« Métisse, je suis dans quelle case ? »
Quand j’avais entre 5 et 6 ans, j’adorais aller en colonie de vacances. Une année, à Pâques, nous sommes allés faire une chasse aux œufs dans un pré. Au moment de compter les œufs, tout le monde en avait, sauf moi. Pour une petite fille de cet âge, c’est très décevant. Je me souviens avoir pleuré et, quand ma mère est venue me récupérer, je lui ai expliqué ce qui était arrivé.
Elle est allée vers ma « tatie » – c’est comme ça qu’on appelle les dames qui s’occupent de nous en colonie – pour lui demander pourquoi je n’avais rien eu. Et la tatie lui a répondu : « White people always got they fridge full, anyway » (« De toutes façons, les Blancs ont toujours le frigo plein »).
J’étais très jeune mais ces paroles m’ont énormément blessée. Je pense même que c’est depuis ce jour-là que j’ai commencé à complexer sur ma couleur. J’ai 15 ans et je suis métisse. Ma mère est une Française blanche et mon père un Espagnol noir de République dominicaine. Moi, je suis assez claire de peau, mais j’ai les cheveux très frisés. À l’origine ils sont marron, mais je les ai teints en blond. Ici, dans mon île de Saint-Martin, je suis considérée comme blanche.

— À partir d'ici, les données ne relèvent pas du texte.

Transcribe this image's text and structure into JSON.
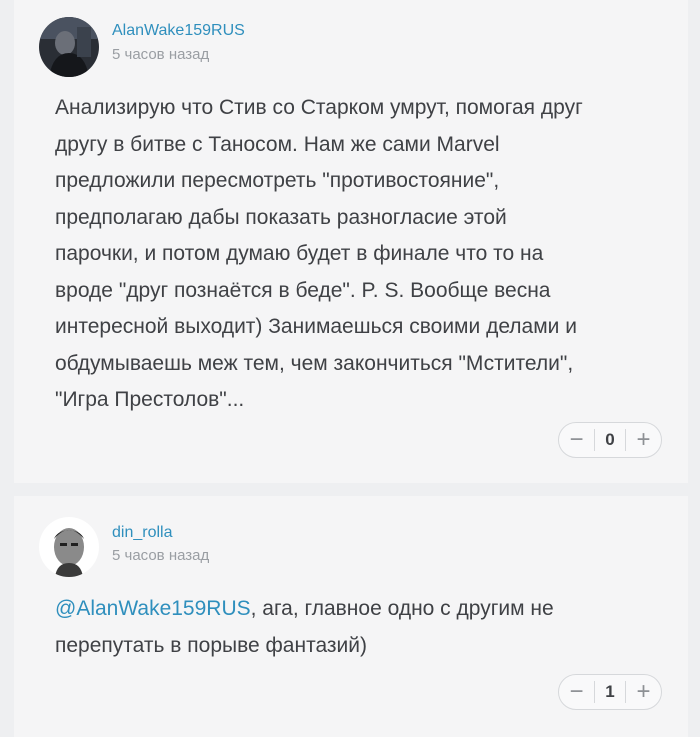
{
  "comments": [
    {
      "author": "AlanWake159RUS",
      "time": "5 часов назад",
      "lines": [
        "Анализирую что Стив со Старком умрут, помогая друг",
        "другу в битве с Таносом. Нам же сами Marvel",
        "предложили пересмотреть \"противостояние\",",
        "предполагаю дабы показать разногласие этой",
        "парочки, и потом думаю будет в финале что то на",
        "вроде \"друг познаётся в беде\". P. S. Вообще весна",
        "интересной выходит) Занимаешься своими делами и",
        "обдумываешь меж тем, чем закончиться \"Мстители\",",
        "\"Игра Престолов\"..."
      ],
      "rating": {
        "minus": "−",
        "value": "0",
        "plus": "+"
      }
    },
    {
      "author": "din_rolla",
      "time": "5 часов назад",
      "mention": "@AlanWake159RUS",
      "line1_rest": ", ага, главное одно с другим не",
      "line2": "перепутать в порыве фантазий)",
      "rating": {
        "minus": "−",
        "value": "1",
        "plus": "+"
      }
    }
  ]
}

Dès l’école primaire, j’ai été harcelée à cause de ma couleur de peau. Pour mes camarades, j’étais trop claire. Ils me disaient que je devais retourner en métropole alors que je suis née à Saint-Martin et que je n’étais jamais allée en France !
Plus tard, en quatrième, je me suis battue avec une fille parce que j’en avais marre des remarques racistes du genre « This white girl trying to turn black » (« Cette fille blanche qui veut devenir noire ») ou « Why she don’t go by she people them ? » (« Pourquoi elle ne retourne pas chez les siens ? »).
Apprendre à s’aimer
En fait, j’ai toujours eu des amies noires, parce qu’ici il y a très peu de Blancs dans les écoles publiques : ils vont plutôt dans le privé. Et puis il y a la question de la langue. Si elle comporte une partie hollandaise et une partie française, la langue principale de l’île est l’anglais. Dans la partie française, on va dans une école française, mais on parle anglais entre nous. On appelle ça le broken english. Avec mes amies, on pourrait même dire qu’on a notre propre langue parce qu’on est constamment en train de mélanger du français et de l’anglais !
À la maison, la langue principale est le français, mais on le mélange avec de l’anglais aussi. D’ailleurs, mon père ne parle pas français. Mais, ici, si tu es un Blanc qui parle anglais, on te dit que tu essaies d’être noir. Et si tu es un Noir qui ne parle pas anglais, on te dit que tu n’es pas un vrai Noir !
Bref, à Saint-Martin, les gens se sentent obligés de nous mettre dans une case : tu es blanc ou noir, il n’y a pas de milieu. Mais moi qui suis métissée, dans quelle case suis-je ?
Même si j’ai été complexée par ma couleur « trop claire » et que je me suis sentie différente, avec le temps, j’ai appris à m’aimer. J’ai pris du caractère, donc les gens ont arrêté de m’embêter. Je subis encore des petites remarques, mais beaucoup moins qu’avant. Le temps a passé et, aujourd’hui, je suis même assez fière de ma couleur. Parce que, at the end of the day, we all have the same blood color (en fin de compte, nous avons tous la même couleur de sang).